2017 – 2018
I was lucky enough to study abroad for a one year Master’s program in Brighton, England. I found an “American” whiskey bar which had exactly zero Americans involved in the business or operations — an oversight I kindly offered to remedy for them — and started bartending there part-time. It was on a main thoroughfare but a mile or so from city center. Since it wasn’t close to the train station or late-night bars, there weren’t a lot of shops that stayed open until near bar closing time, except for a handful of generic fast food places and a 24 hour off-license (think 7-Eleven where you can get liquor).
On the rare night I was sent home before closing time, I’d sometimes celebrate by stopping to grab dinner at one of the shops that were never open when I was typically walking home with only the seagulls to keep me company. A particular favorite was a kebob shop that had the PERFECT pickles, the perfect sauces, and the same guy always working behind the counter.

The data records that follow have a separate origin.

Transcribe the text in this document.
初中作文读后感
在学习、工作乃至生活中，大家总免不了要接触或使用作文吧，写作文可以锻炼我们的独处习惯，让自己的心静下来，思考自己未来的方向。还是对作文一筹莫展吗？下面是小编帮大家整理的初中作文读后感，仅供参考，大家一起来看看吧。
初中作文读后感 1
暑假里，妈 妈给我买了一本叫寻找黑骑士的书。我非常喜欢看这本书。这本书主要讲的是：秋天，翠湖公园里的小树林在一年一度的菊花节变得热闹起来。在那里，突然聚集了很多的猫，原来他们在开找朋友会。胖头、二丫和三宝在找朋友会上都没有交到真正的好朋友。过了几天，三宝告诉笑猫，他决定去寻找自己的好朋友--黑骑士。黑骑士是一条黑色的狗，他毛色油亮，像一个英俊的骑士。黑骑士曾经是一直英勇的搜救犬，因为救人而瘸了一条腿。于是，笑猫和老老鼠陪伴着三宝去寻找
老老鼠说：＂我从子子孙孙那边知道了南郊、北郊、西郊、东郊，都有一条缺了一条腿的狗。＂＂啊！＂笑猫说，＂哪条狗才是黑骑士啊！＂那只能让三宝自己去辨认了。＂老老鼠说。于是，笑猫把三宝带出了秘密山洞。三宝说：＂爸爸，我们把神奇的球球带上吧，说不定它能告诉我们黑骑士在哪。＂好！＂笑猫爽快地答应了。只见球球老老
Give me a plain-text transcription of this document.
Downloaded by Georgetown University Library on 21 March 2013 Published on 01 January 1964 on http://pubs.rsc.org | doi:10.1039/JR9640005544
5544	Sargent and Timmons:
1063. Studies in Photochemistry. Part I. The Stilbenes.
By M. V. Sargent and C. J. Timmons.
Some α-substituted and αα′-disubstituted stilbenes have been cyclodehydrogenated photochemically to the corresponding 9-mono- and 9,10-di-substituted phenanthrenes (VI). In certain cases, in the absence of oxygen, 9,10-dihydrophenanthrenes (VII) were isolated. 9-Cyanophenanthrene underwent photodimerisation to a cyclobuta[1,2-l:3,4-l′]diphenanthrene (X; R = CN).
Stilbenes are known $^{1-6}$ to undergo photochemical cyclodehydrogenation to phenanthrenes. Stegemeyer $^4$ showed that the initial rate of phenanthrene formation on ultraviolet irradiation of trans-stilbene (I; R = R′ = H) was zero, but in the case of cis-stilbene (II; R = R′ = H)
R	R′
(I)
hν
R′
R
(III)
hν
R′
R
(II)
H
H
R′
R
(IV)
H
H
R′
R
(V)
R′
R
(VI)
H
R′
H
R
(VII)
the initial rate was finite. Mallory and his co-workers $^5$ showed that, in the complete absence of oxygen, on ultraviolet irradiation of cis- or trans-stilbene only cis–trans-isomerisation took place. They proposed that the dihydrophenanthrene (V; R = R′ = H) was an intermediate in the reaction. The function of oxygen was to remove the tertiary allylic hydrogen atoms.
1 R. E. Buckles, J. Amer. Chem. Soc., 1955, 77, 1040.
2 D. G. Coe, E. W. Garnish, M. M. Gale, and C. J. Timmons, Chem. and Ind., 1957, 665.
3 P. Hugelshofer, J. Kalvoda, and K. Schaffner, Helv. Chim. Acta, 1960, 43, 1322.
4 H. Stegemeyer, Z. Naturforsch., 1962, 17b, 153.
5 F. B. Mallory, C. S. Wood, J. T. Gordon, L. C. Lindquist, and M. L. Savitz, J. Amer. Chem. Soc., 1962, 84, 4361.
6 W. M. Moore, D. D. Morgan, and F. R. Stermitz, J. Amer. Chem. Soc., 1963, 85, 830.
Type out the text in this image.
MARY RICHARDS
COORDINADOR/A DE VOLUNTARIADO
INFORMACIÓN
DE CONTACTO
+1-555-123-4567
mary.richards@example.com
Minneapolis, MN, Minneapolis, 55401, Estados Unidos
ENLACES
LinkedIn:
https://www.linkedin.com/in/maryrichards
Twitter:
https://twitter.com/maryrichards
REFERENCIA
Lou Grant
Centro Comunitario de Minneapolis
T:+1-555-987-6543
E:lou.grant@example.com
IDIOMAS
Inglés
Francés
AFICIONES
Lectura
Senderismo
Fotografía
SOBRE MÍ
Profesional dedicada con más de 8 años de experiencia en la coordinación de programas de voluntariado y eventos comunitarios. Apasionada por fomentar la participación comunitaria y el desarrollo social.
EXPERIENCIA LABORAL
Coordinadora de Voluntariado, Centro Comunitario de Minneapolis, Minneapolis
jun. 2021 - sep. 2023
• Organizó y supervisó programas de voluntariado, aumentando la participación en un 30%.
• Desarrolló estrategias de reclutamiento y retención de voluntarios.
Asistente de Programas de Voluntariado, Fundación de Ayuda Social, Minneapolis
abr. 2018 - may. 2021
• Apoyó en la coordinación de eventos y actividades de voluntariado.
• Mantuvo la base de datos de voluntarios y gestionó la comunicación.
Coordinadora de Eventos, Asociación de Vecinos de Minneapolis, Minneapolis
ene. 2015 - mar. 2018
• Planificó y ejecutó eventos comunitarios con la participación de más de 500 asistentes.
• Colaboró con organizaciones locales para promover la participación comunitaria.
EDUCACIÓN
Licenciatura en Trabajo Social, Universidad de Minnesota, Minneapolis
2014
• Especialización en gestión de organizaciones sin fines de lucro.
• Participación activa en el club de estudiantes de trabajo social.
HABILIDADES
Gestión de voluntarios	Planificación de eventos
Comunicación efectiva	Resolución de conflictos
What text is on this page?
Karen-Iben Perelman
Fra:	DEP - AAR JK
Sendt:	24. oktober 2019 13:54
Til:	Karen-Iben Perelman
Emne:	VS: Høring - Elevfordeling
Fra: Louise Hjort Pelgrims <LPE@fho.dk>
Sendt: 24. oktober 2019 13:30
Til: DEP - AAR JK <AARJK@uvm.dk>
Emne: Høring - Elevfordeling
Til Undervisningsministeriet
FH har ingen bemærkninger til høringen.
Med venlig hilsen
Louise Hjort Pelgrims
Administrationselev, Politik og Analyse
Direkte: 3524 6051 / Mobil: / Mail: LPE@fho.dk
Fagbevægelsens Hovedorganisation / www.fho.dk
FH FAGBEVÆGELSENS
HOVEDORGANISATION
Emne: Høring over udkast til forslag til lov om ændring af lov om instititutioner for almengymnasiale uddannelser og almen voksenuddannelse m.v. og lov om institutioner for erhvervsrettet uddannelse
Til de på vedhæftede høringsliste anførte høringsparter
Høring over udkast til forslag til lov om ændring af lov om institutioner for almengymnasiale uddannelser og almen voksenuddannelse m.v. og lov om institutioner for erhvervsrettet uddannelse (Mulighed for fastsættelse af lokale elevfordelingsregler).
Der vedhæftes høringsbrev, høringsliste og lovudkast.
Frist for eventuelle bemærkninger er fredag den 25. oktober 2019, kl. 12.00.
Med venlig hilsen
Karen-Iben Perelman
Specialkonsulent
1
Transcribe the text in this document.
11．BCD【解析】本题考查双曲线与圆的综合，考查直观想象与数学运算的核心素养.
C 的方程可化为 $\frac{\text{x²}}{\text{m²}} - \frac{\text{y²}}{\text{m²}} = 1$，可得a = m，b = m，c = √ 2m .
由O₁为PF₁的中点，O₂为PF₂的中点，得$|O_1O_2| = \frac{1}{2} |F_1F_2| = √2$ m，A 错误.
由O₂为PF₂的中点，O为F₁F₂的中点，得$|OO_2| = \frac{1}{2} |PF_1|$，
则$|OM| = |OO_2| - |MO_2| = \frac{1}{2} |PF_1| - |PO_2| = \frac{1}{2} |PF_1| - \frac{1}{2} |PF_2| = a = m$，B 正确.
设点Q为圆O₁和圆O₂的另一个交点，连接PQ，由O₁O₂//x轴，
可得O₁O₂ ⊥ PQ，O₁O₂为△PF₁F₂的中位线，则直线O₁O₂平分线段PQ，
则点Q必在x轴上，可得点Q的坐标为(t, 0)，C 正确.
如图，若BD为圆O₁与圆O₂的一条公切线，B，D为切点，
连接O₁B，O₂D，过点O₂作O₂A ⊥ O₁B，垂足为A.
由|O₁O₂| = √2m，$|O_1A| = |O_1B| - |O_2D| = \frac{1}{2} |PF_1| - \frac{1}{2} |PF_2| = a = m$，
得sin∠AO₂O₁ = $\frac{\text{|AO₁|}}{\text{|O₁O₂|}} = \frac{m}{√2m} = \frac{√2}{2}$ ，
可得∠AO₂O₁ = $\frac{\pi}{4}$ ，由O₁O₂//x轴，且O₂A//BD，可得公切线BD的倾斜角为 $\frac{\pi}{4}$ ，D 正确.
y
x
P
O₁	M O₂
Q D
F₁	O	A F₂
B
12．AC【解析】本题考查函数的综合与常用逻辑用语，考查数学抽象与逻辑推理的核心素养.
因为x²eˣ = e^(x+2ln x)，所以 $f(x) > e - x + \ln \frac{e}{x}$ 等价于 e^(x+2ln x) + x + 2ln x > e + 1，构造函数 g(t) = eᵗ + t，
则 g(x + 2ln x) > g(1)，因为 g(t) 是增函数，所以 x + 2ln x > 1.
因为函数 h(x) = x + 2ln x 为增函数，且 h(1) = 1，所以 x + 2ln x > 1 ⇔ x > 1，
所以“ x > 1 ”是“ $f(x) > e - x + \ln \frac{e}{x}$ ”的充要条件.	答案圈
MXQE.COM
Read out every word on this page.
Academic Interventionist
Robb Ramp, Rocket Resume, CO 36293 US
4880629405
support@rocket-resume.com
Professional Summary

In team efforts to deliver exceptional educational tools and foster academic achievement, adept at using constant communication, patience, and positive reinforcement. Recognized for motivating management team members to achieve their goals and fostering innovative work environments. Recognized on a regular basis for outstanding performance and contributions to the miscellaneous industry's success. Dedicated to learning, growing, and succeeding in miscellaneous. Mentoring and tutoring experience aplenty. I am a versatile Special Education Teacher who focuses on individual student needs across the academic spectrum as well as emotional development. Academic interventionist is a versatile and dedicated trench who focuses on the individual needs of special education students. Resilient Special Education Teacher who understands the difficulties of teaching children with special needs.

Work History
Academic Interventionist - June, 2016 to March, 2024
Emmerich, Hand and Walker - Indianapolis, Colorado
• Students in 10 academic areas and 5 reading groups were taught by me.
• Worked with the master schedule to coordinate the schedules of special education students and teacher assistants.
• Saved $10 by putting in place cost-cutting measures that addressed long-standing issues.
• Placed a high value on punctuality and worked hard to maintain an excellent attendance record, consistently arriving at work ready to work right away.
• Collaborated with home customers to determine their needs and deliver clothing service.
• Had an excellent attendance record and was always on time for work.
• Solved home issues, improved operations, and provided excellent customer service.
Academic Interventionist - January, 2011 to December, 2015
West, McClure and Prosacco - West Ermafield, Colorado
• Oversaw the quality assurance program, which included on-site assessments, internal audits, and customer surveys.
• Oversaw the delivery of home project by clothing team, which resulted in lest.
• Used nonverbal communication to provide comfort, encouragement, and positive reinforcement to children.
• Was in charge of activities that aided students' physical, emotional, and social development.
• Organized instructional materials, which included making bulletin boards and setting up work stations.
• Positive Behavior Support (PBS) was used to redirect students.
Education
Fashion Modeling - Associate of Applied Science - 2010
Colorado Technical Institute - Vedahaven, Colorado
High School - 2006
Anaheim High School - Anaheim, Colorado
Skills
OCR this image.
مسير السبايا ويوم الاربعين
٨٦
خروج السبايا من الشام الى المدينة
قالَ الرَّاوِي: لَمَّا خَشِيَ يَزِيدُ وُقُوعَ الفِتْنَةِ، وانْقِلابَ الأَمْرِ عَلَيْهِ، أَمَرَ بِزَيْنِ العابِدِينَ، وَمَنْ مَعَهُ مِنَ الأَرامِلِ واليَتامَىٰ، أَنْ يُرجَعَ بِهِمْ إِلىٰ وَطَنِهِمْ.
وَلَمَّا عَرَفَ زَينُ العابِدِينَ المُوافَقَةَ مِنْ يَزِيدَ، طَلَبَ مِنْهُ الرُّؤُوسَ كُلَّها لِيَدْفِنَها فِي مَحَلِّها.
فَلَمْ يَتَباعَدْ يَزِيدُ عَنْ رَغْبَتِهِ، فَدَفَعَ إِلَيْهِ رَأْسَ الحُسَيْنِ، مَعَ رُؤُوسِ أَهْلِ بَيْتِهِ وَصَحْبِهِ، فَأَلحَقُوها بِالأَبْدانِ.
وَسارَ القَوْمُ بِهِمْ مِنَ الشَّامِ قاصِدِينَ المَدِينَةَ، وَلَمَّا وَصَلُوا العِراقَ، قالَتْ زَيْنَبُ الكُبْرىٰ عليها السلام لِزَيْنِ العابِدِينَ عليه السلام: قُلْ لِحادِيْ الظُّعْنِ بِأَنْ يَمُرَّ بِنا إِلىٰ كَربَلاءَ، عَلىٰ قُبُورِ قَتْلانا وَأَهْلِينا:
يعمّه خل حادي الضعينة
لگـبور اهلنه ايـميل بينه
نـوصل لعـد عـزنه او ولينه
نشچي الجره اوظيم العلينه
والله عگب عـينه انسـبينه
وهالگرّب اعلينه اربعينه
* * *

Everything about the place was generic. Generic white walls, generic counter, generic register. The man who worked there was an average looking, middle-aged guy, who seemed to be of Middle Eastern descent. I honestly can’t recall anything about a specific interaction we had because it was all so average. But the food was delicious.
On a day off, having raved about the kebob shop to a friend, I tried to find my way there in the day-time. I knew it was on the south side of Western Road, and it was between my apartment on The Drive (that’s the actual name of the road) and the bar, which was less than a mile. I walked back and forth along the road looking for the shop but could not find it in the daylight. I had to settle for a just okay kebob shop, but I wasn’t going to give up permanently.
I was able to find the shop one more time after work while I lived there under the exact same circumstances as before — on my way home unexpectedly before bar close, but I never figured out it’s name or managed to get there when I was trying to do so. I like to think it was my own personal kind of “Room of Requirement.”